Bruxelles appâte le secteur audiovisuel britannique

©REUTERS

La Région bruxelloise lance une campagne visant à attirer sur son sol les entreprises britanniques de l’audiovisuel touchées par le Brexit.

Le Royaume-Uni quittera l’Union européenne le 31 janvier 2021, si le processus de ratification de l’accord de retrait aboutit au Parlement britannique et au Parlement européen. Dans ce contexte, la Région bruxelloise s’engage dans une campagne visant à attirer sur son territoire le secteur audiovisuel britannique. Initiée par le secrétaire d’État bruxellois au commerce extérieur Pascal Smet (one.brussels), cette campagne a pour but de démontrer que le climat d’investissement à Bruxelles est particulièrement favorable au secteur audiovisuel. "Pourquoi choisir Bruxelles? Plus de créativité, moins de paperasse", peut-on notamment lire en anglais sur l’un des visuels de cette campagne post-Brexit.

"Bruxelles est en plein développement. Nous sommes enthousiastes à l’idée d’accueillir toutes sortes d’entreprises de l’audiovisuel. Cette campagne permettra de confirmer une fois encore l’attractivité de Bruxelles comme site d’investissement incontournable", déclare Pascal Smet. Bruxelles incontournable pour le secteur audiovisuel, vraiment? Une étude commandée par la Région pour comparer le climat d’affaire le plus attractif entre Bruxelles et d’autres villes européennes démontre, en effet, que le cadre réglementaire et d’octroi de licences pour le secteur audiovisuel est particulièrement attrayant dans la capitale belge.

1,7 milliard €
La valeur estimée de l’industrie créative pour Bruxelles en 2018. Soit 39% de la valeur totale du secteur en Belgique.

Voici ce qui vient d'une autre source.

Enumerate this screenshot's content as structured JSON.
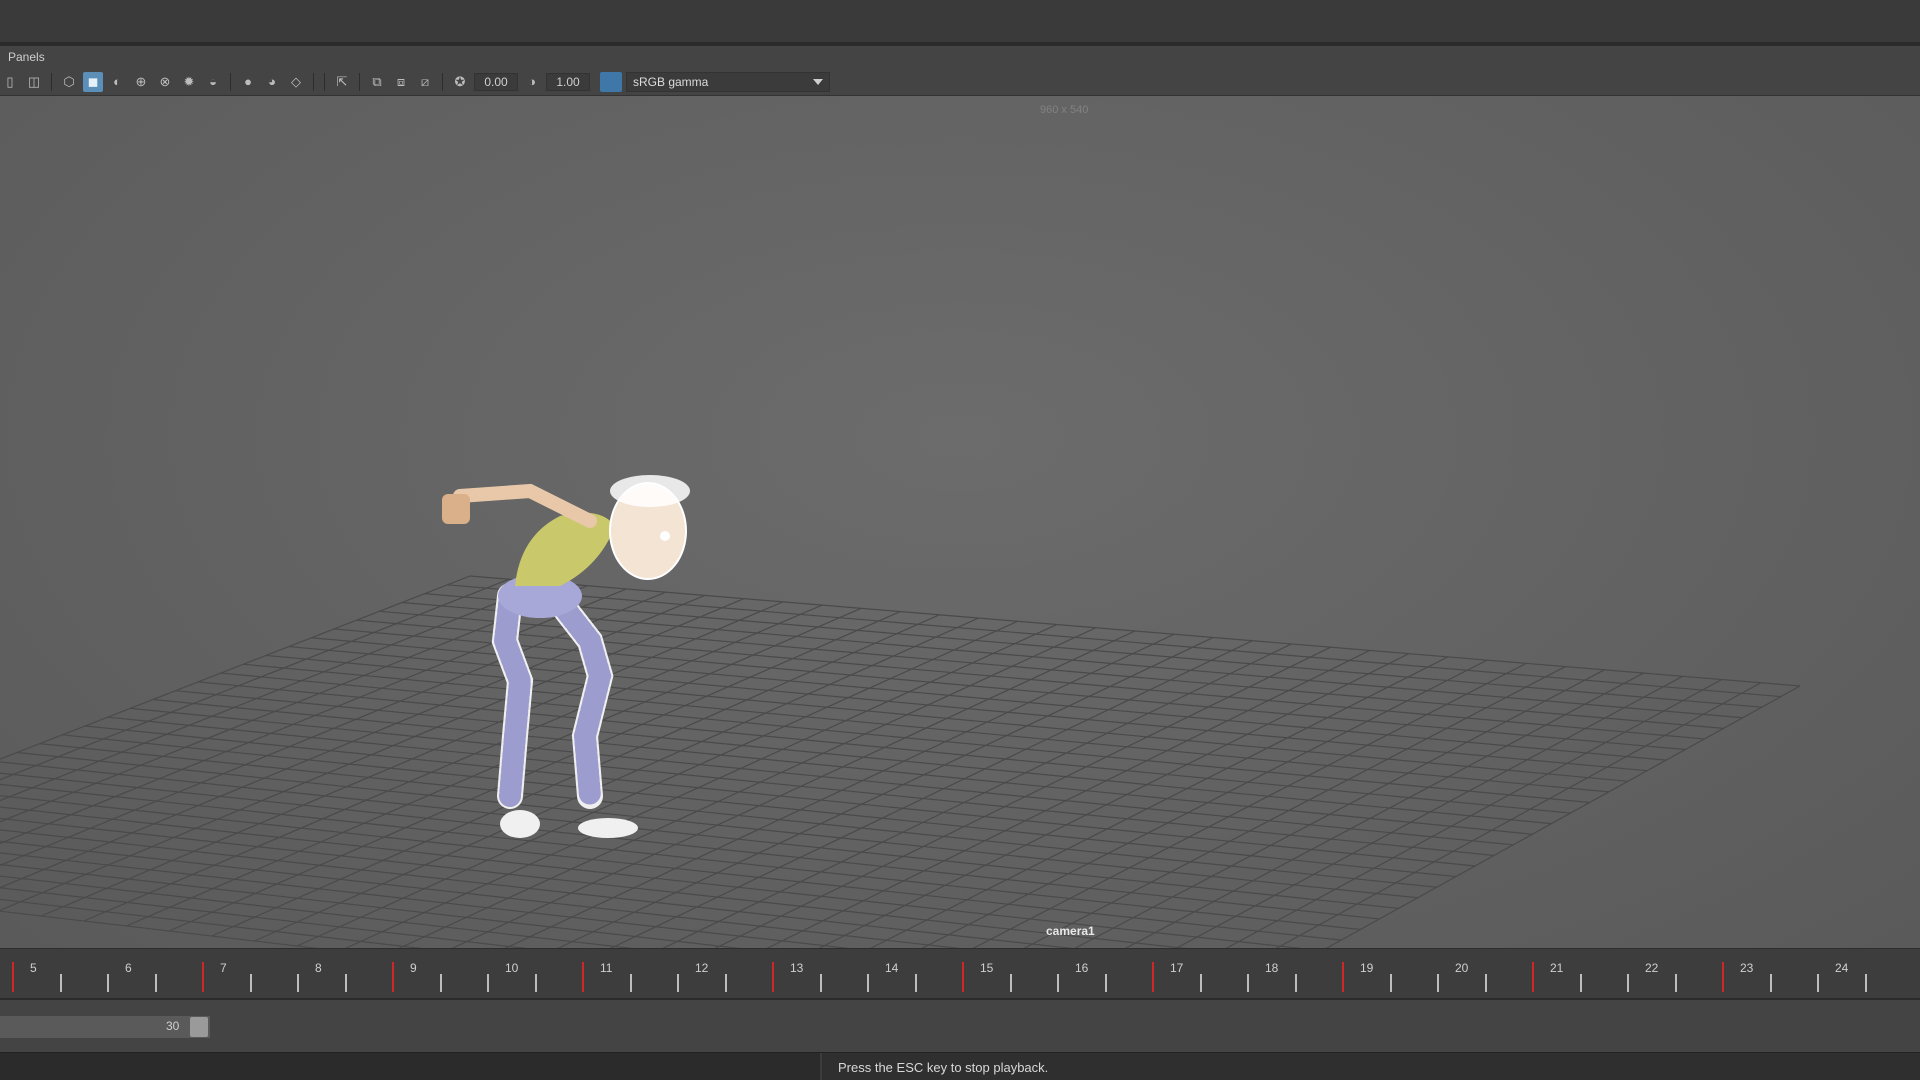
{
  "menubar": {
    "panels_label": "Panels"
  },
  "toolbar": {
    "exposure_value": "0.00",
    "gamma_value": "1.00",
    "color_management": "sRGB gamma",
    "icons": [
      "single-view-icon",
      "layout-icon",
      "wireframe-icon",
      "smooth-shade-icon",
      "shade-lighting-icon",
      "wireframe-on-shaded-icon",
      "xray-icon",
      "lights-icon",
      "shadows-icon",
      "ambient-occlusion-icon",
      "motion-blur-icon",
      "antialiasing-icon",
      "select-camera-icon",
      "isolate-icon",
      "frame-all-icon",
      "frame-selection-icon",
      "exposure-icon",
      "gamma-icon"
    ],
    "accent_color": "#5b8fb8"
  },
  "viewport": {
    "resolution_gate": "960 x 540",
    "camera_label": "camera1"
  },
  "timeline": {
    "frames": [
      "5",
      "6",
      "7",
      "8",
      "9",
      "10",
      "11",
      "12",
      "13",
      "14",
      "15",
      "16",
      "17",
      "18",
      "19",
      "20",
      "21",
      "22",
      "23",
      "24"
    ],
    "keyframes": [
      "5",
      "7",
      "9",
      "11",
      "13",
      "15",
      "17",
      "19",
      "21",
      "23"
    ],
    "key_color": "#d02828"
  },
  "range": {
    "end_value": "30"
  },
  "helpline": {
    "message": "Press the ESC key to stop playback."
  }
}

Effectué par le cabinet Analysys Mason, spécialisé dans le secteur des TMT (telecommunications, media and technology), le benchmarking compare les règles en vigueur à Bruxelles avec celles de Paris, Amsterdam et Dublin. Un volet du rapport est consacré à la manière dont ces villes appliquent la directive européenne sur les services de médias audiovisuels (AVMSD) qui concerne tant les diffuseurs linéaires (télévision) que non linéaires (Netflix par exemple) ainsi que les plateformes de partage de vidéos comme YouTube à partir de septembre 2020. Il ressort de la comparaison que le régime réglementaire de l’audiovisuel à Bruxelles est une mise en œuvre légère de la directive européenne avec des obligations supplémentaires minimales telles que l’interdiction de faire du placement de produits dans les programmes destinés aux enfants.

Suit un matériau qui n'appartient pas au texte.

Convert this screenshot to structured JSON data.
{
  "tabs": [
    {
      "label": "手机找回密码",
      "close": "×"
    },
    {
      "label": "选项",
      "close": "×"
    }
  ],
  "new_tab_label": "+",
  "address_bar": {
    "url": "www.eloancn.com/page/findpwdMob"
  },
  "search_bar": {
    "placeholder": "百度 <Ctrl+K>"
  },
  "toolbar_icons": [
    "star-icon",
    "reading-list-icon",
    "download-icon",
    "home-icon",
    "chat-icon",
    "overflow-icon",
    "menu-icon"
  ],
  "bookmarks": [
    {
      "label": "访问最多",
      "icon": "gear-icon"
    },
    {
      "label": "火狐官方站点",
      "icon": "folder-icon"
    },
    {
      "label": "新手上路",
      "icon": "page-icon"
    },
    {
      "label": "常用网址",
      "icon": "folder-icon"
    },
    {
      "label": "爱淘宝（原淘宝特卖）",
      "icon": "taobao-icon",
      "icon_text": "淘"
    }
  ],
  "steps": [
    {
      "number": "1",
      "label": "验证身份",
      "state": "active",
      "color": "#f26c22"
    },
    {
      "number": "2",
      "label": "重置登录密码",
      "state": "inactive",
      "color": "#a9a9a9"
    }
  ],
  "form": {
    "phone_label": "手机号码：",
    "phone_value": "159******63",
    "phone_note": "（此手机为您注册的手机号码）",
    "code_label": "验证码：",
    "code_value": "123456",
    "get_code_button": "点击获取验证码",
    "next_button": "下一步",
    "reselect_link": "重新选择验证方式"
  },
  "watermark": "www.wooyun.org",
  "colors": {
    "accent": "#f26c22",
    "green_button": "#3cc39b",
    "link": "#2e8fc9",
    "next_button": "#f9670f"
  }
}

En outre, le régime d’octroi de licences audiovisuelles à Bruxelles est relativement simple. Sous contrôle de l’Institut belge des services postaux et des télécommunications (IBPT), celui-ci ne prévoit aucun frais de licence et une durée de licence illimitée (à condition que les critères d’établissement soient remplis). Ce n’est pas le cas dans les autres villes où le coût des licences et leurs conditions d’octroi dépendent du type de service audiovisuel proposé par le prestataire. Analysys Mason souligne encore les mesures incitatives existantes à Bruxelles pour promouvoir le secteur des médias comme le projet Media Park à Reyers, le Tax Shelter au niveau national ou encore screen.brussels, coupole de support régional regroupant des aides financières et logistiques pour développer l’industrie créative à Bruxelles.